Which view is correct? This desperate. As John Spacapan argues in the attached The National Interest piece, “Why America Should Believe Iran When It Says It Doesn’t Want Nuclear Weapons“, Iran learned a lesson from the Arab Spring, and particularly the case of Libya, that contradicts the conventional wisdom on why enemies of the United States pursue, or don’t pursue nuclear arms proliferation. In particular, the last decade has taught Tehran that dictators in the Middle East are far more likely to be killed or overthrown by their own people than by the United States. This suggests that when Iranian officials say they do not want to get a bomb, maybe we should listen.
Apr 11, 2020
AUTHOR: John C. Spacapan
Why America Should Believe Iran When It Says It Doesn’t Want Nuclear Weapons
By John C. Spacapan
If the news reports are right, Iran wants the bomb. But in the two months since its muted response to the American strike that killed Qassem Soleimani, Iran seems intent on signaling rather than proliferating. In January, Iran’s foreign minister threatened to withdraw from the Treaty on the Non-Proliferation of Nuclear Weapons (NPT), but has since indicated no further intent to do so.
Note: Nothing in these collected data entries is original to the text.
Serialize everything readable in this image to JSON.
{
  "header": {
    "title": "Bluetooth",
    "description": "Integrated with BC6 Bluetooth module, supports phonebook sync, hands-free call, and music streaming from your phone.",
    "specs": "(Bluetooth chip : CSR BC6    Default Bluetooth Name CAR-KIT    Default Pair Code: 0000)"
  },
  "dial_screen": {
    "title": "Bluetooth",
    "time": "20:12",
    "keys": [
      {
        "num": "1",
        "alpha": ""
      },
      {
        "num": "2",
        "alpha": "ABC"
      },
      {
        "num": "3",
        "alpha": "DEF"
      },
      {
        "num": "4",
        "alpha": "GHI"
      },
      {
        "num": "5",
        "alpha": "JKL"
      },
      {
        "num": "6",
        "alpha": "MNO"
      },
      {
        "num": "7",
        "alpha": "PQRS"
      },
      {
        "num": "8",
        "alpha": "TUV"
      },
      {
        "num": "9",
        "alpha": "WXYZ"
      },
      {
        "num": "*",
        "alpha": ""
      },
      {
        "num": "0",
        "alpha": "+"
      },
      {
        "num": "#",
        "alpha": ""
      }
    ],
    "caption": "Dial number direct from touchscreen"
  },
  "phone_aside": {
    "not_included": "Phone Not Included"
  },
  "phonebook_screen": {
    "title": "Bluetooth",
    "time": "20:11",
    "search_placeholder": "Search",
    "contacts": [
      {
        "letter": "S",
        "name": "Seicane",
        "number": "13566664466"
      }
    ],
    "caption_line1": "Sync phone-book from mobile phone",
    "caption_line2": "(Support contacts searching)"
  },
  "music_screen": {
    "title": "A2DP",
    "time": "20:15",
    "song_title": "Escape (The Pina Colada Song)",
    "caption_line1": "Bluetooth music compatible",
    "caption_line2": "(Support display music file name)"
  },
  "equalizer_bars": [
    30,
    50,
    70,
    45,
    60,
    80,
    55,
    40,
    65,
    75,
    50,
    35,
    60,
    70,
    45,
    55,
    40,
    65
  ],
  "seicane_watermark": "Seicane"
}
Last week, Tehran invited the IAEA to observe that it had tripled its stockpile of low-enriched uranium, an initial step toward restarting a nuclear weapons program, but a move short of qualifying as a renewed weapons program.
At first glance, Iran’s hesitance flies in the face of conventional wisdom. North Korea, Putin, and American neo-realist scholars alike assert that enemies of the United States pursue nuclear weapons because it’s the obvious and rational choice to make. Just look at Colonel Qaddafi, they say. He gave up his nuclear weapons program in 2003, and within a decade fell victim to a Western-backed revolution that left him at the mercy of his own people, and on the wrong side of a gun. But Iran may understand the lessons of Libya and the Arab Spring far better than the Russians, the North Koreans, or many American academics.
The last decade has taught Tehran that dictators in the Middle East are far more likely to be killed or overthrown by their own people than by the United States. In the last nine years, all three of Libya’s Arab neighbors have succumbed to regime change. In many ways these regimes were the lucky ones, they weren’t murdered like Saleh in Yemen or engaged in a decade of civil war like Assad in Syria. In none of these cases would nuclear weapons have deterred uprising from within.
With this reality in mind, spending more resources on a nuclear weapons program may not seem any more attractive to Iran now than it did to Libya 17 years ago. Nuclear arms proliferation experts have noted that financials weighed heavily on the mind of Qaddafi during the late 90’s and early 2000’s. While Iran is much closer to acquiring a weapon today than Qaddafi was then, to cross the finish line and then maintain a relevant nuclear arsenal requires Tehran to spend vital resources it needs to bolster its domestic economy.
Iran, like Qaddafi in the early 2000’s, may fear a future under international isolation more than a future without nuclear weapons. Iran, like Libya, has an economy dependent on energy export and advanced technology and machinery import, making it particularly vulnerable to sanctions. With oil prices plummeting to a shocking $34 barrel for Brent crude, the regime’s future will depend on foreign investment put toward economic diversification. It also has a population hungry for change, just like Libyans and the broader Arab street in 2011. For Iran, further economic isolation would eventually make an already tenuous domestic situation explode.
Tehran certainly knows, looking at Israel’s experience, that nuclear weapons don’t always prevent conventional conflict. In the lead up to Egypt and Syria’s surprise attack against Israel on Yom Kippur 1973, Egyptian President Anwar Sadat was well aware of Israel’s nuclear weapons program. But it did not deter him. In fact, the early days of Egypt’s operation were so successful that Israeli Defense Minister Moshe Dayan was said to have told Prime Minister Golda Meir that he feared “The destruction of the Third Temple”.
Nor is Iran laboring under any delusion that the final steps in acquiring nuclear weapons is militarily risk-free. In the early 1980s, both Israel and Iran attacked Saddam Hussein’s nuclear reactor, effectively eliminating his program before he could achieve a weapon. In 2007, Israel destroyed Syria’s nuclear reactor in the Deir Ez-Zor region. It’s unclear whether even the US has the capability to destroy Iran’s well-buried enrichment facility at Fordow, but it could certainly hit other critical facilities, perhaps even non-nuclear targets like Iran’s power grid.
All of this suggests that when Iranian officials say they do not want to get a bomb, maybe we should listen. If we did, it would make sense to double down by reminding them of all the good reasons to hold off.
John Spacapan is the Wohlstetter Public Affairs Fellow at the Nonproliferation Policy Education Center, in Arlington, VA.